• * L'ENCRIER * « Lili Candi »

    Exercice personnel : usage d'un vocabulaire le plus complet d'un unique domaine.

     

     

     

     

     

          Elle avait dix-sept ans, et de grands yeux caramel. Je m’en souviens comme si c’était hier. Elle savait cristalliser toute mon attention. J’aimais le printemps l’extirpant enfin des laines hivernales. Elle déployait ses longues boucles sombres, tels des rubans de réglisse. Entre ses rondes pommettes rose chamallow, un doux sourire calisson se réveillait au dessin de ses lèvres couleur coquelicot. Elles s’allongeaient sur de jolies dents bien blanches rangées côte à côte comme les dragées d’une boîte de baptême. Déjà, je devenais polisson rêvant à mille baisers et tendresses arabiques. Tel l’audacieux arlequin, j’imaginais au fil des jours leurs saveurs changeantes de cerise, de mûre, ou encore de violette. Dans les clémences d’avril, sa pâle peau d’anis se dorait bergamote avec lenteur. Elle était à croquer !

     

           Fiévreux à l’aube des vacances, je la guettais ensorcelé à l’angle de la rue. Sous le soleil, la verte angélique de sa jupe berlingot satiné se diamantait d’un délicat sucre filé blanc. La fine étoffe voletait légère dans le mistral gourmand. J’aurai pêché pour butiner sa gorge de miel dévoilé aux premières chaleurs de juin.
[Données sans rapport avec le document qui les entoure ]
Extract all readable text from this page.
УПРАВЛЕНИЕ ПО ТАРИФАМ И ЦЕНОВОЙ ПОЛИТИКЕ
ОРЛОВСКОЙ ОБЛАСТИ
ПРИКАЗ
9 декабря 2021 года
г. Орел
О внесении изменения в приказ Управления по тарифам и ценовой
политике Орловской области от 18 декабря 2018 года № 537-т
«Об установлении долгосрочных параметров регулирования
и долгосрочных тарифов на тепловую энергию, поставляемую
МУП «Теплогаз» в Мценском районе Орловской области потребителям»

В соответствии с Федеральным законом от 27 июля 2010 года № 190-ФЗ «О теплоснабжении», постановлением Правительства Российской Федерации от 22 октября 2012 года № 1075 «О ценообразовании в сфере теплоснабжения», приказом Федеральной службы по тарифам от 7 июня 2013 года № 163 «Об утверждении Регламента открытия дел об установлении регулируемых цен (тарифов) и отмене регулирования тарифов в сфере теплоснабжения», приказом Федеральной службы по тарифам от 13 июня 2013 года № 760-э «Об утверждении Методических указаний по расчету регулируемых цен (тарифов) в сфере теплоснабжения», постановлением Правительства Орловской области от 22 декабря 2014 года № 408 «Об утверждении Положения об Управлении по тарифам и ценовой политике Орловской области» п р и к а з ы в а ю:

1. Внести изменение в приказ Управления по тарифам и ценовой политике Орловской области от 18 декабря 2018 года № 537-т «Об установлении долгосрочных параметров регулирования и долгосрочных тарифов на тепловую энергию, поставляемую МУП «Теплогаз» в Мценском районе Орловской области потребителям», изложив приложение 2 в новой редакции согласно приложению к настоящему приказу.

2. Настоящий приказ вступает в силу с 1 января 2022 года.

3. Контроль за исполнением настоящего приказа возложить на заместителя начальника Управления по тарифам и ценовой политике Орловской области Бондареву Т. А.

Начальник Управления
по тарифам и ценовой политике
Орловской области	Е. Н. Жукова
Parfois, une fine bretelle glissait lascivement de l’épaule mirabelle. Brusquement sans prévenir, elle disparaissait s’amuser en famille vers les rivages sablés, se fondant dans les flots aux ondulations menthe fraîche. Je la devinais en maillot, sensuellement allongée sur une grande couverture, un livre à la main, une fleur d’oranger ou de vanille parfumant sa sombre chevelure. Les rayons ardents de l’été ambreraient furtivement son corps sucré, il se ferait vergeoise.

     

           Gentil nounours au cœur guimauve, bien loin du genre malabar, j’attendais la rentrée, impatient. Dans son sillage automnal de pommes acidulées et de poires cuivrées, elle me revenait la peau dorée, croustillante nougatine. Ses joyeux regards en amande s’illuminaient davantage. Je me serais fait espiègle écureuil pour ne lui en voler qu’un et l’épargner tout au long l’hiver. D’ailleurs, j’en haïssais le froid si glacé qui gélifiait son adorable truffe, prenant alors une douce couleur framboisine. Elle recouvrait ses jambes infinies de collants zébrés tels des sucres d’orge. À l’approche des fêtes, une écharpe scintillante enveloppait son cou comme une papillote d’or et d’argent. Son grand manteau dissimulait de toutes prunelles indiscrètes ses plus beaux fruits confits. Avec la trêve des confiseurs, Noël me l’enlevait encore. J’aurai fait alors les pires bêtises pour la retrouver, et la câliner roudoudou affectueux au milieu de mes bras. Moi, j’aurais bien voulu suçoter ses deux petites myrtilles Chupa Chups et ne faire qu’une bouchée de son adorable friandise. Plus encore si elle le souhaitait... Tagada...

     

            J’avais quinze ans à peine, trop timide pour lui parler. Aujourd’hui, j’ai de la barbe comme papa, mais quand je ferme les yeux, ma mémoire semble encore respirer ces arômes sucrés qu’elle essaimait tout le long du trottoir en allant au lycée. Lisette était la fille de marchande de bonbons à deux pas de chez moi, sur le boulevard Harry Beau. Je ne l’ai jamais revue...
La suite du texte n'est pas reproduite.